Kesibukan sebagai Dirjen menyebabkan dia jarang berada di rumah. Namun, dia selalu berusaha menjaga komunikasi dengan anak-anak dan suami. Setiap hari, Evita menyiapkan segala keperluan keluarga. Membuat sarapan bagi suami, dan memberi penugasan kepada pembantu terkait kebutuhan rumah tangga, seperti menentukan menu makanan bagi keluarga.
Beruntung, Evita memiliki suami dan anak yang mengerti kesibukannya.

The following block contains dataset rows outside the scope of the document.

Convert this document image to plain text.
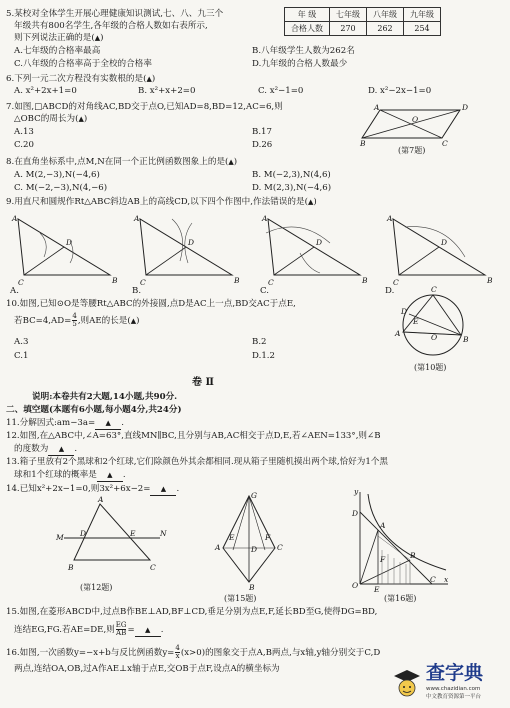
年 级	七年级	八年级	九年级
合格人数	270	262	254
5.某校对全体学生开展心理健康知识测试,七、八、九三个
年级共有800名学生,各年级的合格人数如右表所示,
则下列说法正确的是(▲)
A.七年级的合格率最高	B.八年级学生人数为262名
C.八年级的合格率高于全校的合格率	D.九年级的合格人数最少
6.下列一元二次方程没有实数根的是(▲)
A. x²+2x+1=0	B. x²+x+2=0	C. x²−1=0	D. x²−2x−1=0
7.如图,□ABCD的对角线AC,BD交于点O,已知AD=8,BD=12,AC=6,则
△OBC的周长为(▲)
A.13	B.17
C.20	D.26
A	D
B	C
O
(第7题)
8.在直角坐标系中,点M,N在同一个正比例函数图象上的是(▲)
A. M(2,−3),N(−4,6)	B. M(−2,3),N(4,6)
C. M(−2,−3),N(4,−6)	D. M(2,3),N(−4,6)
9.用直尺和圆规作Rt△ABC斜边AB上的高线CD,以下四个作图中,作法错误的是(▲)
A
D
C	B
A.
A
D
C	B
B.
A
D
C	B
C.
A
D
C	B
D.
10.如图,已知⊙O是等腰Rt△ABC的外接圆,点D是AC上一点,BD交AC于点E,
若$BC=4,AD= \frac{4}{5}$ ,则AE的长是(▲)
A.3	B.2
C.1	D.1.2
A
B
C
D
E
O
(第10题)
卷 Ⅱ
说明:本卷共有2大题,14小题,共90分.
二、填空题(本题有6小题,每小题4分,共24分)
11.分解因式:am−3a= ▲ .
12.如图,在△ABC中,∠A=63°,直线MN∥BC,且分别与AB,AC相交于点D,E,若∠AEN=133°,则∠B
的度数为 ▲ .
13.箱子里放有2个黑球和2个红球,它们除颜色外其余都相同.现从箱子里随机摸出两个球,恰好为1个黑
球和1个红球的概率是 ▲ .
14.已知x²+2x−1=0,则3x²+6x−2= ▲ .
A
M	N
D	E
B	C
(第12题)
G
A	C
D
E	F
B
(第15题)
y
x
A
B
D
C
O E
F
(第16题)
15.如图,在菱形ABCD中,过点B作BE⊥AD,BF⊥CD,垂足分别为点E,F,延长BD至G,使得DG=BD,
连结EG,FG.若AE=DE,则 $\frac{EG}{AB}$ = ▲ .
16.如图,一次函数y=−x+b与反比例函数$y= \frac{4}{x} (x>0)$的图象交于点A,B两点,与x轴,y轴分别交于C,D
两点,连结OA,OB,过A作AE⊥x轴于点E,交OB于点F,设点A的横坐标为	查字典
www.chazidian.com
中文教育资源第一平台
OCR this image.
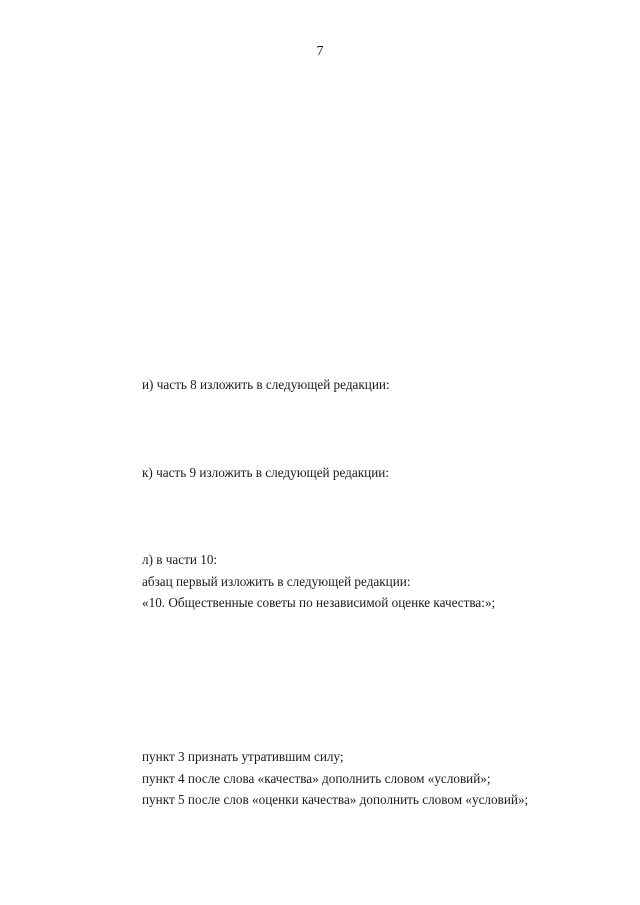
7
и) часть 8 изложить в следующей редакции:
к) часть 9 изложить в следующей редакции:
л) в части 10:
абзац первый изложить в следующей редакции:
«10. Общественные советы по независимой оценке качества:»;
пункт 3 признать утратившим силу;
пункт 4 после слова «качества» дополнить словом «условий»;
пункт 5 после слов «оценки качества» дополнить словом «условий»;
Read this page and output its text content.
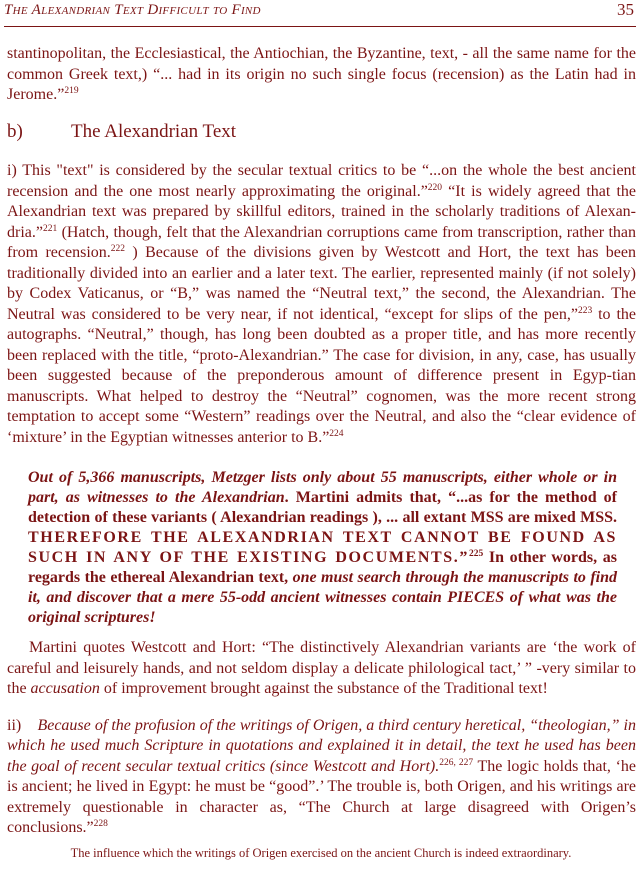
The Alexandrian Text Difficult to Find	35

stantinopolitan, the Ecclesiastical, the Antiochian, the Byzantine, text, - all the same name for the common Greek text,) “... had in its origin no such single focus (recension) as the Latin had in Jerome.”$^{219}$

b)	The Alexandrian Text

i) This "text" is considered by the secular textual critics to be “...on the whole the best ancient recension and the one most nearly approximating the original.”$^{220}$ “It is widely agreed that the Alexandrian text was prepared by skillful editors, trained in the scholarly traditions of Alexan-dria.”$^{221}$ (Hatch, though, felt that the Alexandrian corruptions came from transcription, rather than from recension.$^{222}$ ) Because of the divisions given by Westcott and Hort, the text has been traditionally divided into an earlier and a later text. The earlier, represented mainly (if not solely) by Codex Vaticanus, or “B,” was named the “Neutral text,” the second, the Alexandrian. The Neutral was considered to be very near, if not identical, “except for slips of the pen,”$^{223}$ to the autographs. “Neutral,” though, has long been doubted as a proper title, and has more recently been replaced with the title, “proto-Alexandrian.” The case for division, in any, case, has usually been suggested because of the preponderous amount of difference present in Egyp-tian manuscripts. What helped to destroy the “Neutral” cognomen, was the more recent strong temptation to accept some “Western” readings over the Neutral, and also the “clear evidence of ‘mixture’ in the Egyptian witnesses anterior to B.”$^{224}$

Out of 5,366 manuscripts, Metzger lists only about 55 manuscripts, either whole or in part, as witnesses to the Alexandrian. Martini admits that, “...as for the method of detection of these variants ( Alexandrian readings ), ... all extant MSS are mixed MSS. THEREFORE THE ALEXANDRIAN TEXT CANNOT BE FOUND AS SUCH IN ANY OF THE EXISTING DOCUMENTS.”$^{225}$ In other words, as regards the ethereal Alexandrian text, one must search through the manuscripts to find it, and discover that a mere 55-odd ancient witnesses contain PIECES of what was the original scriptures!

Martini quotes Westcott and Hort: “The distinctively Alexandrian variants are ‘the work of careful and leisurely hands, and not seldom display a delicate philological tact,’ ” -very similar to the accusation of improvement brought against the substance of the Traditional text!

ii)    Because of the profusion of the writings of Origen, a third century heretical, “theologian,” in which he used much Scripture in quotations and explained it in detail, the text he used has been the goal of recent secular textual critics (since Westcott and Hort).$^{226, 227}$ The logic holds that, ‘he is ancient; he lived in Egypt: he must be “good”.’ The trouble is, both Origen, and his writings are extremely questionable in character as, “The Church at large disagreed with Origen’s conclusions.”$^{228}$

The influence which the writings of Origen exercised on the ancient Church is indeed extraordinary.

Suaminya selalu setia menunggunya pulang untuk makan malam bersama. "Saya selalu berusaha pulang sebelum makan malam pukul 20.00. Karena kesibukan rapat, saya terpaksa pulang ke rumah minimal pukul 20.30," ujarnya.
Setelah makan malam, Evita, suami, dan putranya menghabiskan malam berbincang-bincang bersama hingga pukul 11.00. Menentukan keputusan dalam rumah tangga, Evita tetap mendiskusikan dengan suami sebagai kepala rumah tangga. Mengaktualisasikan diri seirama dengan suami dalam mengarahkan anak-anak.
"Suami dan anak-anak sangat pengertian dan mendukung profesi saya. Suami menjadi korektor bagi saya termasuk anak saya," katanya. [DLS/N-4]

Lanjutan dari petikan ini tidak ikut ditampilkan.